One of my favorite seasonals is the Smuttynose Pumkin Ale. Yummy


----------



## NCatron (Sep 7, 2005)

Had the Golden Monkey tonight... very sadly disappointed. It had this really weird metallic taste to it, I actually poured the second half down the drain because I couldn't handle it. Production date Dec13, 2006, so I don't know what could have been wrong. Maybe I'm just being spoiled with too many good beers, anything that is a step down tastes bad now.


----------



## newcigarz (Feb 11, 2007)

NCatron said:


> Had the Golden Monkey tonight... very sadly disappointed. It had this really weird metallic taste to it, I actually poured the second half down the drain because I couldn't handle it. Production date Dec13, 2006, so I don't know what could have been wrong. Maybe I'm just being spoiled with too many good beers, anything that is a step down tastes bad now.
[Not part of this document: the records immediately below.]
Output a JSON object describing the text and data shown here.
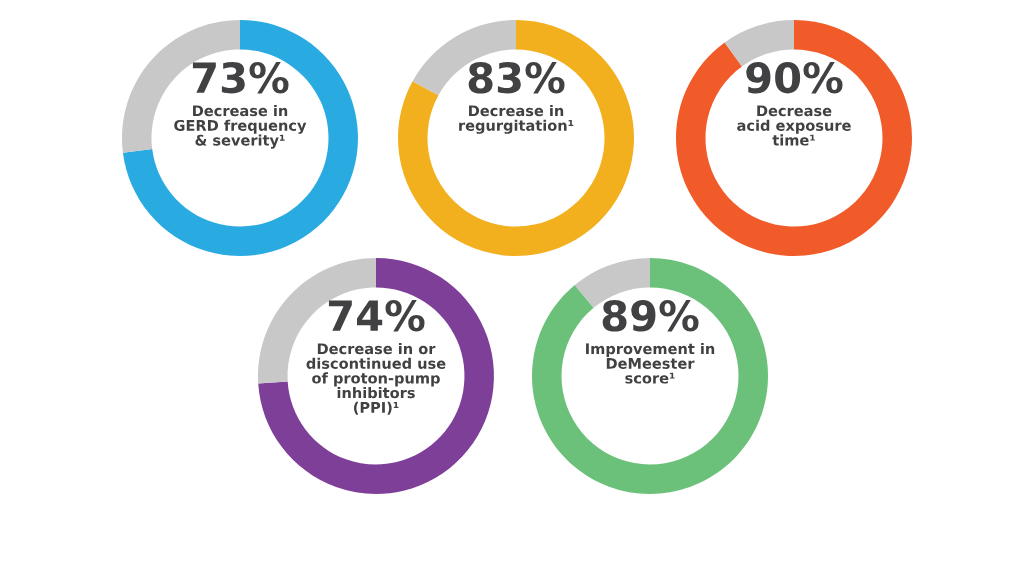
{
  "chart_data": [
    {
      "type": "donut",
      "categories": [
        null,
        null
      ],
      "values": [
        73,
        27
      ],
      "colors": [
        "#29abe2",
        "#c8c8c8"
      ],
      "value_labels": [
        "73%",
        null
      ],
      "annotations": [
        "Decrease in\nGERD frequency\n& severity¹"
      ]
    },
    {
      "type": "donut",
      "categories": [
        null,
        null
      ],
      "values": [
        83,
        17
      ],
      "colors": [
        "#f2b01e",
        "#c8c8c8"
      ],
      "value_labels": [
        "83%",
        null
      ],
      "annotations": [
        "Decrease in\nregurgitation¹"
      ]
    },
    {
      "type": "donut",
      "categories": [
        null,
        null
      ],
      "values": [
        90,
        10
      ],
      "colors": [
        "#f15a29",
        "#c8c8c8"
      ],
      "value_labels": [
        "90%",
        null
      ],
      "annotations": [
        "Decrease\nacid exposure\ntime¹"
      ]
    },
    {
      "type": "donut",
      "categories": [
        null,
        null
      ],
      "values": [
        74,
        26
      ],
      "colors": [
        "#7e3f98",
        "#c8c8c8"
      ],
      "value_labels": [
        "74%",
        null
      ],
      "annotations": [
        "Decrease in or\ndiscontinued use\nof proton-pump\ninhibitors\n(PPI)¹"
      ]
    },
    {
      "type": "donut",
      "categories": [
        null,
        null
      ],
      "values": [
        89,
        11
      ],
      "colors": [
        "#6cc17a",
        "#c8c8c8"
      ],
      "value_labels": [
        "89%",
        null
      ],
      "annotations": [
        "Improvement in\nDeMeester\nscore¹"
      ]
    }
  ]
}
 Whoa! I would not call Golden Monkey a step down from anything. 
Did you get it from a reliable store with decent turnover. The only thing I can think of is that it maybe went through some big temperature changes. I've have never been disappointed in this beer.


----------



## Hoplophile (Feb 2, 2007)

newcigarz said:


> Whoa! I would not call Golden Monkey a step down from anything.
> Did you get it from a reliable store with decent turnover. The only thing I can think of is that it maybe went through some big temperature changes. I've have never been disappointed in this beer.


Yeah, this seems odd. I love this stuff too.


----------



## NCatron (Sep 7, 2005)

Out of concern, I tried the other Victory beer in the fridge, the Whirlwind Witbier. The EXACT same weird metallic/bitter taste. Of course, they are in the similar style vein, but it's really odd that they would both taste bad. Maybe I'll have to bring it up with my retailer, that can't be normal. I had considered the turnover, but I would think you'd have to go out of your way to ruin a beer that was produced Dec'06 and consumed Feb'07.

On a positive note, the Flying Dog - Horn Dog barleywine was pretty darn good. Unfortunately I had it the day after a Bigfoot, so it was waaaaay too sweet in comparison. If you keep it well separated from a Bigfoot, it would be very enjoyable.


----------



## ScottishSmoker (Feb 11, 2007)

Red Hook Blonde Ale, Surly Bender (a hybrid of brown ale and porter), Boddingtons Pub Ale, and my water Newcastle... I used to hate beer, I'm an idiot...


----------